Has there been anything unusual about this election cycle?

It has been an unusual cycle. Just think about it, the enthusiasm—potentially on both sides—is crazy. We most likely will have unprecedented turnout for a midterm election. We don’t know for sure, but this election is looking to be somewhere between a normal midterm and a presidential year where you have a lot more people vote. Aside from the high enthusiasm and interest in this election, so much has happened over the past few months that could be impactful. Just over the past month or so, we have had the Kavanaugh confirmation process, the continuation of the Mueller investigation, and a scary amount of extremist violence, among other things. We’ve seen so much going on that I think in this election cycle there’s a lot more uncertainty. It looks like the Democrats are the favorites for the House and the Republicans are the favorites for the Senate, but I really feel like there’s more variability in this election in that we could observe a number of different outcomes in this election and it would not surprise me.

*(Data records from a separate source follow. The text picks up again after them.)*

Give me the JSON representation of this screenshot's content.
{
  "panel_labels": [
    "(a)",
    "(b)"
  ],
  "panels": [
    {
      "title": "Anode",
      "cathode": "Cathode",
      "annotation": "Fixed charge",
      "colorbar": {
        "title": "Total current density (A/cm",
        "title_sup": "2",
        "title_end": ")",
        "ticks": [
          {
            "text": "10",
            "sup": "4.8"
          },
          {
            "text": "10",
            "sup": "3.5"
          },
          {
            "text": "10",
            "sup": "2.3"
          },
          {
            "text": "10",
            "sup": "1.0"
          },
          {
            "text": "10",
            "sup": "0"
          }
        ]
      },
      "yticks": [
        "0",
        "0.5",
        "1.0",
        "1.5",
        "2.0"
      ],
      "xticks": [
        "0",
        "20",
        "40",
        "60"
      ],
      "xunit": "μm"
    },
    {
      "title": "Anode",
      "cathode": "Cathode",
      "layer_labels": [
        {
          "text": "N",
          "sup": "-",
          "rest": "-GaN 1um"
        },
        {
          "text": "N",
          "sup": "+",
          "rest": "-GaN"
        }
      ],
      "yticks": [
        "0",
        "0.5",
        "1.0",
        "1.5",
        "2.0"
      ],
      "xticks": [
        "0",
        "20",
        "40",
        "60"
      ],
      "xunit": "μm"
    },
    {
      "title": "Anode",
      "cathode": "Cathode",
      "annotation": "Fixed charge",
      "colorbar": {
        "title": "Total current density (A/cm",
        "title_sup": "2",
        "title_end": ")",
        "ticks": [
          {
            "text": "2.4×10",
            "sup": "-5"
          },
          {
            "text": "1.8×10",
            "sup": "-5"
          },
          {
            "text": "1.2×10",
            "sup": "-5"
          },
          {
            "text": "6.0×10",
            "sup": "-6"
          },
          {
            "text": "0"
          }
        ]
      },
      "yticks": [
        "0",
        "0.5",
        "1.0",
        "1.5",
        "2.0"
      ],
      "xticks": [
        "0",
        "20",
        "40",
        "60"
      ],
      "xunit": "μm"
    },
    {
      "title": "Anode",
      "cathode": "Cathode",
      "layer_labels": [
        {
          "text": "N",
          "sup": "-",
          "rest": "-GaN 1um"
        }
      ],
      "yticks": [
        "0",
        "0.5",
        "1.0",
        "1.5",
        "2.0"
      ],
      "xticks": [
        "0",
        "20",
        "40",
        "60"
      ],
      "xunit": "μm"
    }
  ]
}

Any new techniques this year, in terms of reading data, or anything new in your toolkit?

We spent a lot of time—and a lot of my Penn colleagues have worked with me—to improve upon the exit polls as well as our data collection efforts. We are perfectionists, and always know we can improve upon what we do. The work is constant. There’s a lot of statistical work to make that even better than it has been in the past. It’s always an ongoing process. We’ve done a lot of work on creating new statistical models that analyze the data, and we’re working on getting more granular data, to get data that goes all the way down to the precinct level. Because the more granular we have data, the better for us to do a good job in making our projections, and also for analyzing data.

What should people bear in mind as they’re watching results come in on Tuesday?

I think one of the things we learned from 2016 is people often have strong priors, or strong beliefs, on what they think is going to happen, and they should set those aside and actually see how the night is evolving. I think fairly early on we’ll see—in the House, for example, there are a lot of bellwether House districts that we’re going to see which way they break, and to be honest, I don’t think we know right now. I think there’s a difference between predicting elections and projecting elections: I project elections at NBC News. We call winners on election night and in the days after the election, in the case of extremely close races. There’s a lot of people out there predicting elections, and I think people often get overly fixated on those numbers. This is what happened in 2016.   

But once we get to election night, you can start seeing real data and see what’s actually happening fairly early on. For those that tune in, and of course they should only tune in to NBC or MSNBC, they will have a much better sense of the night. I think we’ll have a much better sense in the 8 p.m. or 9 p.m. hour on the direction of what’s going on in the House. I don’t know when we’ll project it or call control, but I feel we’ll have a very good sense of the night as we see what is happening in early-poll-close states like Virginia. One thing I am feeling fairly certain about is that we’re going to have a ton of close elections, especially in the House races as well as gubernatorial contests.   

This election feels, of all the elections I’ve done in the past, it just feels like there’s more close elections than I’ve ever seen before.